Part of that anxiety may come from the tight ship Shimmel runs: Each volunteer must commit to a four-hour – at the same time, on the same day – shift a week . "Treat your shift like a job," Shimmel admonishes prospective volunteers. "Two unexcused absences is grounds for dismissal."
Like her volunteers, Shimmel has also worked frenetic, high-stress day jobs. Before she discovered raptor rehabilitation, she worked in investment banking in Madrid. Disillusioned a year later, she came to Eugene and worked in different corporate jobs before rehabilitating a few injured birds as a hobby.

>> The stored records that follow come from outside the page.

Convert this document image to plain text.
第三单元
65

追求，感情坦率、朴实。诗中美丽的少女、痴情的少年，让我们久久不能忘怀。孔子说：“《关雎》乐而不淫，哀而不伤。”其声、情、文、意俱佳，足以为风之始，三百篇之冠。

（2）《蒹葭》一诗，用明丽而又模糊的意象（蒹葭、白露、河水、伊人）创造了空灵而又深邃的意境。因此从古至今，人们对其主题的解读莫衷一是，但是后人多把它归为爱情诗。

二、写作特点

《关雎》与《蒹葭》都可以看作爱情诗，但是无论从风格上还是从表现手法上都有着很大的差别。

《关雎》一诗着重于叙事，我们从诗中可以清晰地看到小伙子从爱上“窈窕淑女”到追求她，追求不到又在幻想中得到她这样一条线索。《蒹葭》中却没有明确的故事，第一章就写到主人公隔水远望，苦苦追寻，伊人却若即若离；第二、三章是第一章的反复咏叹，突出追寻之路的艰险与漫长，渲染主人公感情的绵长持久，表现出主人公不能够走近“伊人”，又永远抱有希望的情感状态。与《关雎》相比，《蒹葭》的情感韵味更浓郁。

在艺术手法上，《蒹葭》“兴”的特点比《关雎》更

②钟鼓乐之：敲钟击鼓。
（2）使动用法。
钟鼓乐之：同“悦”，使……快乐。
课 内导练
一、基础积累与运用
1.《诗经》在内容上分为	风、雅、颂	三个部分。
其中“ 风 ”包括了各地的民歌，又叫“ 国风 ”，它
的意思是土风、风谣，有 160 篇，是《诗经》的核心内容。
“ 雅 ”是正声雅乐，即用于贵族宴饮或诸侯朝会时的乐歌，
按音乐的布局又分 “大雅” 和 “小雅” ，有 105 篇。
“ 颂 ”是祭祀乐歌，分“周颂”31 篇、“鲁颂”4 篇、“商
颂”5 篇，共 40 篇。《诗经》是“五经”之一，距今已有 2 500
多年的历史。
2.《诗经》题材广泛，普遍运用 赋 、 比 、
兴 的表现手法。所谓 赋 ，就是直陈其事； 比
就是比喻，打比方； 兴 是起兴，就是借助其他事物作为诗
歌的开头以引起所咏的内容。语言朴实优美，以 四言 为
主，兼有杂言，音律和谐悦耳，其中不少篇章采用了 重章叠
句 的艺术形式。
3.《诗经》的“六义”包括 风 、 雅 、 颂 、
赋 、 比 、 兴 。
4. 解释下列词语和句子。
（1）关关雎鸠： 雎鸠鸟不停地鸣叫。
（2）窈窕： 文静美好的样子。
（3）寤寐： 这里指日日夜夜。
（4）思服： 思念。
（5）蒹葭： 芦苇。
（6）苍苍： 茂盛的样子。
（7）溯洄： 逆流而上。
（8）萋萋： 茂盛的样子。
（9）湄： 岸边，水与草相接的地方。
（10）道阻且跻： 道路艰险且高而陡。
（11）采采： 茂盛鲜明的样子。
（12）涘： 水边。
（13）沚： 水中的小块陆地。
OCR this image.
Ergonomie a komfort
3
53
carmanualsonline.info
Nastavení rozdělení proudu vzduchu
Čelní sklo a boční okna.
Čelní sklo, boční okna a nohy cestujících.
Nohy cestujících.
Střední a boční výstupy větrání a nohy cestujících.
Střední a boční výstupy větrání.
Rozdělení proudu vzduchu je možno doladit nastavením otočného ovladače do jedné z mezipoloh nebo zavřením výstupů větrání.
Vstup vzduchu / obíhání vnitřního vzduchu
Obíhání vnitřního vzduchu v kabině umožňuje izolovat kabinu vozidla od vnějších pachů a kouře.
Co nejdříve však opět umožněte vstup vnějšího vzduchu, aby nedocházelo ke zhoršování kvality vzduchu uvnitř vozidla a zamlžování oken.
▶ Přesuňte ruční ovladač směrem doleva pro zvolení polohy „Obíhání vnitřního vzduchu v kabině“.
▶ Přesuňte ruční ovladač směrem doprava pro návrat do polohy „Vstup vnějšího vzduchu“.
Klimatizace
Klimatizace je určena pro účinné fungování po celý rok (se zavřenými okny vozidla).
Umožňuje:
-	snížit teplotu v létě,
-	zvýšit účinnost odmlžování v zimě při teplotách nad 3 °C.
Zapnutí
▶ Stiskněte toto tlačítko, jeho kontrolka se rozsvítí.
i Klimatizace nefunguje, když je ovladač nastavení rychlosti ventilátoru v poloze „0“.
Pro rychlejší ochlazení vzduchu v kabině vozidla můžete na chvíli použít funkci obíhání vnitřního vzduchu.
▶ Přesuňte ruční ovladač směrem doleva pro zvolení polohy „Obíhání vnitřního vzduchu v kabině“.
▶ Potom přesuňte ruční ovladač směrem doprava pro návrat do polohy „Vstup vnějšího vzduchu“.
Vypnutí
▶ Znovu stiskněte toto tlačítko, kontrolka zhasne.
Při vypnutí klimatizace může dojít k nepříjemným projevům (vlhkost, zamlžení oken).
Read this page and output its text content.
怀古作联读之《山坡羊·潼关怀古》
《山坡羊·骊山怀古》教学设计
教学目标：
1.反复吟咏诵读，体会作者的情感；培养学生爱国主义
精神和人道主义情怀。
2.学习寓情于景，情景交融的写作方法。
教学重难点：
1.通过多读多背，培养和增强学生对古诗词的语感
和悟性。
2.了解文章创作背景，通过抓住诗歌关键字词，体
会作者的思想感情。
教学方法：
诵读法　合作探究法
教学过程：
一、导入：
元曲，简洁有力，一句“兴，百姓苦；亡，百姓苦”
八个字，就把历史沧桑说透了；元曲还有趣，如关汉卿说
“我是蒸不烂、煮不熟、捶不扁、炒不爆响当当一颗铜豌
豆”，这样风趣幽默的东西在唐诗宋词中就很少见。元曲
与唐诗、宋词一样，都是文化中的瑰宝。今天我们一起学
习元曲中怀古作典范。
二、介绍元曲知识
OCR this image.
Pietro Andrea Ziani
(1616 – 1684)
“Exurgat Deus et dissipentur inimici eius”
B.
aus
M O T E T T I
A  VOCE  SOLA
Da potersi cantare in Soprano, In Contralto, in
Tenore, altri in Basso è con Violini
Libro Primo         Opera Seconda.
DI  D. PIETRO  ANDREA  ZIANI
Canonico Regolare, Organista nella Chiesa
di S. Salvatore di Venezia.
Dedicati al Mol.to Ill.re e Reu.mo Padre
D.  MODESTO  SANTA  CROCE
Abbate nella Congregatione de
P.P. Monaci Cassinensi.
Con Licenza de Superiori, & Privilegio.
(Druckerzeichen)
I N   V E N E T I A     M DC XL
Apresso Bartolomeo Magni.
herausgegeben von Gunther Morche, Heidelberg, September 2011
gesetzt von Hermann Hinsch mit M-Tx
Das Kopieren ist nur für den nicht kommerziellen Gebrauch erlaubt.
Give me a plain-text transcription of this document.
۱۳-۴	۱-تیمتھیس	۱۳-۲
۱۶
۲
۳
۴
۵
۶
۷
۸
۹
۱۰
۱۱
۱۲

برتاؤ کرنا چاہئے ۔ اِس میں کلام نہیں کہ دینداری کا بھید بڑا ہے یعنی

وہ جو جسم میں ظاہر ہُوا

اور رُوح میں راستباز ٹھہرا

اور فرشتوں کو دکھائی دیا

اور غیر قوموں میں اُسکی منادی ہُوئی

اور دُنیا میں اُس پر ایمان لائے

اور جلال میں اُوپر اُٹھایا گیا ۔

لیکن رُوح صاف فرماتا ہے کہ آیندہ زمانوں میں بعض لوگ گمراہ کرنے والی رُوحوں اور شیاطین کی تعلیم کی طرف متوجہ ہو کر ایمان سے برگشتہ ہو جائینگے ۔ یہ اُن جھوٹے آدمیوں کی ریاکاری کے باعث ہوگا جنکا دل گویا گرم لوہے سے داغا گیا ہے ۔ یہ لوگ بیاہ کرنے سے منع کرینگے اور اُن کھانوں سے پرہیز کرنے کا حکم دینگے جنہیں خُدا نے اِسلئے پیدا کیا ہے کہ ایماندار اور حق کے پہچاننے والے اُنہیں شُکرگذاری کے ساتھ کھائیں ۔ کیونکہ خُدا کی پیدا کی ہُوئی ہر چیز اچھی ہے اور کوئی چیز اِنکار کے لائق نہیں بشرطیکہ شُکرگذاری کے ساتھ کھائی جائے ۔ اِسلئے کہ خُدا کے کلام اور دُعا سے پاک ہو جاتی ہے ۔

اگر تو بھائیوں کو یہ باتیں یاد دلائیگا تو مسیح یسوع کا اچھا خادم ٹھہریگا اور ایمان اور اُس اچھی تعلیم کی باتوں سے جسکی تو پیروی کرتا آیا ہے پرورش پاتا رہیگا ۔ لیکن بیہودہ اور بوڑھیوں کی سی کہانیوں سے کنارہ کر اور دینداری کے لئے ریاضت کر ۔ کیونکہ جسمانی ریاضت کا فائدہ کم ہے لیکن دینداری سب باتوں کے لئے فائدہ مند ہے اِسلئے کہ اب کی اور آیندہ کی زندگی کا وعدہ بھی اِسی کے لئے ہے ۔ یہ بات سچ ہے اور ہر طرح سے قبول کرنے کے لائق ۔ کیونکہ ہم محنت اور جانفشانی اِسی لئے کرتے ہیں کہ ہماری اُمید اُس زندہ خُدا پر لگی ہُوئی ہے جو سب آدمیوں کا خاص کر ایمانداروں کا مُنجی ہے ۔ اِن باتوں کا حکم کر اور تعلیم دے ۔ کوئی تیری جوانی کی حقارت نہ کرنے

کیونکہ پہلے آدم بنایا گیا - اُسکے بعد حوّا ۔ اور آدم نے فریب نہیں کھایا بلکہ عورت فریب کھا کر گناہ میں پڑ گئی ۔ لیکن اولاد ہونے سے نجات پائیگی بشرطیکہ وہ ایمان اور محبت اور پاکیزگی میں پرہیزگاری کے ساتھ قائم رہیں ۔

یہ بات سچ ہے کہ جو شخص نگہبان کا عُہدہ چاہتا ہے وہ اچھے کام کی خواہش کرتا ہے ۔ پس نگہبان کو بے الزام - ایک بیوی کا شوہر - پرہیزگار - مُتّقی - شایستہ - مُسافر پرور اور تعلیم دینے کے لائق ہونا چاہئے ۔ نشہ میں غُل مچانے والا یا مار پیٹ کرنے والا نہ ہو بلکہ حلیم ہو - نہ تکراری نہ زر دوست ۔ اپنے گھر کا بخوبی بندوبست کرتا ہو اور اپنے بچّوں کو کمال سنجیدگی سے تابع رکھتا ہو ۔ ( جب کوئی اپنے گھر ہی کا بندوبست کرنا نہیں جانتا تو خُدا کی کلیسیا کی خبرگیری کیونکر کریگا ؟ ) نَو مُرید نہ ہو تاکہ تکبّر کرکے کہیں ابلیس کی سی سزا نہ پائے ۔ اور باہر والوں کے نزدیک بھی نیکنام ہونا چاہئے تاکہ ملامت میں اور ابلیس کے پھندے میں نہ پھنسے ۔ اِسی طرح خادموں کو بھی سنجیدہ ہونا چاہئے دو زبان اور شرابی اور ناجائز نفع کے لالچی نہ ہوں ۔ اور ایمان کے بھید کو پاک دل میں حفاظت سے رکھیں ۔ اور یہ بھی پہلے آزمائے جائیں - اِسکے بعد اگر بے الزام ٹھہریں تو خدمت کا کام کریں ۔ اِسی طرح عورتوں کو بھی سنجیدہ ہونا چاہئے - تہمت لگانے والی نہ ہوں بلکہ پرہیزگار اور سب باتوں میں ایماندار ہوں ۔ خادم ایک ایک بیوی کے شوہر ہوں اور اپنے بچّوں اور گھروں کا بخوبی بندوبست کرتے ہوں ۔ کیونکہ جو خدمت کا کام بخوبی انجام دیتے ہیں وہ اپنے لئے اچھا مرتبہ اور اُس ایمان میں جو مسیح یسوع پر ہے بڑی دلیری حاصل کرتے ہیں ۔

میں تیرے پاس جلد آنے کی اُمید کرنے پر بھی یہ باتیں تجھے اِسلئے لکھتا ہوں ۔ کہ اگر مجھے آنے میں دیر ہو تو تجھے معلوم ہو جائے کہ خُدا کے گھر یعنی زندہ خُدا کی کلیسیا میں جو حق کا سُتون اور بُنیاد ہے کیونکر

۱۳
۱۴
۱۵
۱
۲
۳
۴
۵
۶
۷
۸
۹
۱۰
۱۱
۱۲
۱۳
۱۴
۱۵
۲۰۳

"It was instantly obvious when I got into rehab that this was it for me, I was 36, and I thought, 'Finally,'" she says. Not long after, she founded the CRC.
• • •
Almost every day, groups from area schools, day camps, or retirement homes come to Shimmel's center for formal natural history programs. It's not uncommon to hear stunned laughter and applause for the great horned owl who swallows a mouse whole or, even better, drops it on her handler's foot.
But the greater good of all the education isn't enough to dispel the unease some feel when wandering past cage after cage of permanently injured birds.
"I don't like zoos. I'm not sure it's OK that these raptors are caged," one visitor, his young toddler in tow, told me recently.
"Wait here for a moment," I told him, going to get the baby barred owl I'd been glove-training over the summer.
"This is Bodhi," I said. "He's a barred owl who got blown out of his nest and broke his wing. He can't fly well enough to hunt, but he'll live here to teach people about barred owls in the wild."
The man's eyes grew as round as those of the bird on my glove. "Look, Antonio!" he said, pointing at Bodhi's white breast feathers, each with a distinctive brown stripe. "Owl."
"Owl!" Antonio repeated.
Boy and bird stared at each other. Their connection felt electric, instantly recognizable. This is the moment that snags you – quick as a hawk takes a mid air songbird– and compels you to donate a chunk of your life to these creatures. Like this child, volunteers know the secret of CRC. Once a raptor gets its talons into you, you're prey to its grandeur.